Oireachtas Joint and Select Committees

Wednesday, 26 August 2020

Special Committee on Covid-19 Response

State Response to Recent Spike in Covid-19 Cases (Resumed)

Professor Philip Nolan:

I am glad to have the opportunity to update the committee on the work of the Irish Epidemiological Modelling Advisory Group, IEMAG, and, in particular, to offer some perspectives on the recent increase in the incidence of Covid-19. We need to be aware at all times that statistical analyses and mathematical models provide very useful insights but have important limitations. As such, our input has always been and must always be contextualised within the wider public health expertise available within NPHET.

The strict public health measures put in place between March and June 2020 brought the pandemic under control. As of 18 June 2020, the date of phase 3 reopening, we were detecting, on average, 13 cases of Covid-19 per day and had a 14–day cumulative incidence of 5.2 per 100,000 population. Thereafter, the level of disease continued to decline for one to two weeks such that at the end of June and in early July the average number of new cases per day was ten and the 14-day cumulative incidence was 3.2 per 100,000. We estimated at that point that fewer than one in 30,000 people in the population had an active infection.

However, from late June onwards, we began to see an increase in incidence. This appears to have had three components. First, an increase in viral transmission seems to have begun soon after 18 June, leading to a small, slow increase in cases over the period from 7 July to 20 July. This is understandable and, to a certain extent, was expected. As people increased their numbers of contacts and perhaps began to relax a little with regard to hygiene and physical distancing measures, the virus transmitted more easily. This was associated with an increase in the reproduction number above 1.0, which was clearly flagged to the public in early July. The public seems to have responded by taking added precautions, as case numbers and the reproduction number decreased again towards the end of July.

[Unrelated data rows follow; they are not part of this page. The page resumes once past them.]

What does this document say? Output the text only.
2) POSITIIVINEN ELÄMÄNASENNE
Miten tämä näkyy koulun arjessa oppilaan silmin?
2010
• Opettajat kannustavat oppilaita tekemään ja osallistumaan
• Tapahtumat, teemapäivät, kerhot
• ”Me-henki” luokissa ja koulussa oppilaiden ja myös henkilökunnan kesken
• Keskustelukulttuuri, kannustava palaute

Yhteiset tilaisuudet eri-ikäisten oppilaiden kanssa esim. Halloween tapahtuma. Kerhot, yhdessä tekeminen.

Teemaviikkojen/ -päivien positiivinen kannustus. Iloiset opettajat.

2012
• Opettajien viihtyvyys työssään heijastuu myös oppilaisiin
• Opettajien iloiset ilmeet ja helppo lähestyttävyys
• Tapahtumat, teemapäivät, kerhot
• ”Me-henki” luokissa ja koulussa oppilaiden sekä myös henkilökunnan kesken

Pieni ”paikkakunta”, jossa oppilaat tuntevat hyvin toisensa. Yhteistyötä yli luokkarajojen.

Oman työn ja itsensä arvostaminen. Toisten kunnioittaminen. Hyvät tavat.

Second, a number of large outbreaks in counties Kildare, Laois and Offaly, as alluded to by the acting Chief Medical Officer, developed in the week beginning 27 July 2020. These outbreaks were quite explosive, with the virus entering and spreading rapidly within specific workplace settings. Epidemiologically, this acted as an amplifying event and significantly increased the overall burden of disease in the country as a whole and in counties Kildare, Laois and Offaly in particular. The outbreaks were controlled, and significant community transmission prevented, by the outbreak management actions of public health teams, as well as population level public health measures applied in those three counties, as Dr. Glynn mentioned.

Third, since early August and in parallel with these events, we have seen a wide variety of smaller outbreaks with modest levels of community transmission. The cases associated with the major outbreaks to which I referred seeded further outbreaks in households and extended families, but separately, and much more widely within the country, sporadic cases led to household and workplace outbreaks which spread between households and in a variety of workplace, social and sporting settings and, hence, more widely within the community.

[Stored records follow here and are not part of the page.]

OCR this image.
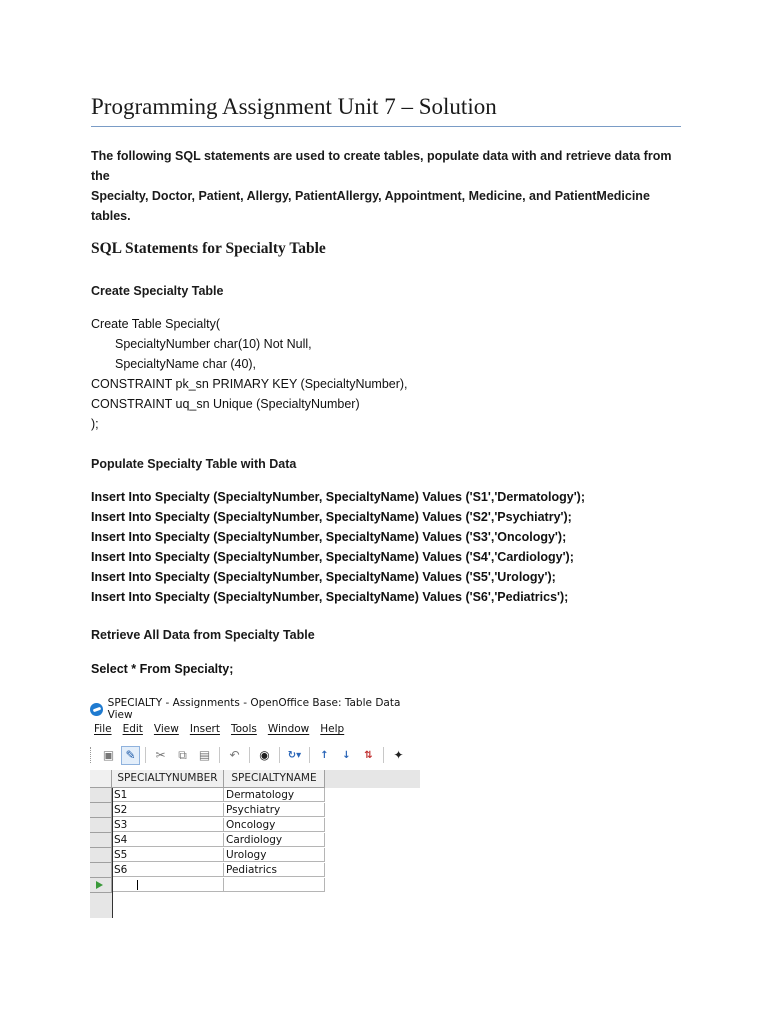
Programming Assignment Unit 7 – Solution
The following SQL statements are used to create tables, populate data with and retrieve data from the
Specialty, Doctor, Patient, Allergy, PatientAllergy, Appointment, Medicine, and PatientMedicine
tables.
SQL Statements for Specialty Table
Create Specialty Table
Create Table Specialty(
SpecialtyNumber char(10) Not Null,
SpecialtyName char (40),
CONSTRAINT pk_sn PRIMARY KEY (SpecialtyNumber),
CONSTRAINT uq_sn Unique (SpecialtyNumber)
);
Populate Specialty Table with Data
Insert Into Specialty (SpecialtyNumber, SpecialtyName) Values ('S1','Dermatology');
Insert Into Specialty (SpecialtyNumber, SpecialtyName) Values ('S2','Psychiatry');
Insert Into Specialty (SpecialtyNumber, SpecialtyName) Values ('S3','Oncology');
Insert Into Specialty (SpecialtyNumber, SpecialtyName) Values ('S4','Cardiology');
Insert Into Specialty (SpecialtyNumber, SpecialtyName) Values ('S5','Urology');
Insert Into Specialty (SpecialtyNumber, SpecialtyName) Values ('S6','Pediatrics');
Retrieve All Data from Specialty Table
Select * From Specialty;
SPECIALTY - Assignments - OpenOffice Base: Table Data View
File Edit View Insert Tools Window Help
▣ ✎	✂	⧉	▤	↶	◉	↻▾	↑	↓	⇅	✦
SPECIALTYNUMBER	SPECIALTYNAME
S1	Dermatology
S2	Psychiatry
S3	Oncology
S4	Cardiology
S5	Urology
S6	Pediatrics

The most recent set of public health restrictions to limit indoor and outdoor congregation and mixing between households is specifically aimed at minimising this inter-household spread and keeping community prevalence and transmission to a minimum. It is my evaluation that these challenges were anticipated and detected quickly and that the responses were timely, specific, proportionate and, in so far as we can tell at this time, effective. It should be noted, as Dr. Glynn has done, that similar patterns of resurgent disease have been seen in other jurisdictions in recent weeks.

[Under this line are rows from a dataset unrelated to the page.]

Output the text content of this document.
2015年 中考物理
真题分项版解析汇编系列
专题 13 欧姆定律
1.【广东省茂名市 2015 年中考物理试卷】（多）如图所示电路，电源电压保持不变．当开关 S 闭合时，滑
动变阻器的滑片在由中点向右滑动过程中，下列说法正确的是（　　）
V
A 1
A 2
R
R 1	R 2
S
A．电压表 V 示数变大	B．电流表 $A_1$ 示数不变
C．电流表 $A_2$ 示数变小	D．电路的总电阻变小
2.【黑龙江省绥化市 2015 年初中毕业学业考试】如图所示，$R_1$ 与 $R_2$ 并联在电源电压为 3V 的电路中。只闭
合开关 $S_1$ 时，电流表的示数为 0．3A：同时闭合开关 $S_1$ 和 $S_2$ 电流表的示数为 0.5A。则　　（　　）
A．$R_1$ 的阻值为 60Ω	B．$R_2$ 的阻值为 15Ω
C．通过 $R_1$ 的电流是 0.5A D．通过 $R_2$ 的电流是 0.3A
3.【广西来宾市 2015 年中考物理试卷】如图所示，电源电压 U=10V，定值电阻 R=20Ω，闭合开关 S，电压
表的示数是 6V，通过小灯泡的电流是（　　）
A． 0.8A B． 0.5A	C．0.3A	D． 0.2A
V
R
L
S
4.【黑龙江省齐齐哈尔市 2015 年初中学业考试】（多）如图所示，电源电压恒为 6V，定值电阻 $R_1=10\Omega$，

We are at an important juncture. The next few weeks will show whether we, as a society, are capable of resuming the most important of our social, economic, educational, healthcare, cultural and sporting activities without spreading the virus between households and into our communities to any significant extent. They will show whether we are, as the acting Chief Medical Officer has put it, capable of "protecting our priorities while living with the threat of this virus and keeping it at bay". I would like to record again my appreciation of the team of academic and public service colleagues who support the work of the modelling advisory group, the public health colleagues who work tirelessly to protect us from this virus and, at the same time, provide us with the information that informs our analyses and understanding of the disease, and, like Dr. Glynn, my appreciation of the general public, whose fortitude and solidarity in the face of this crisis are inspirational. I am happy to answer any questions members may have.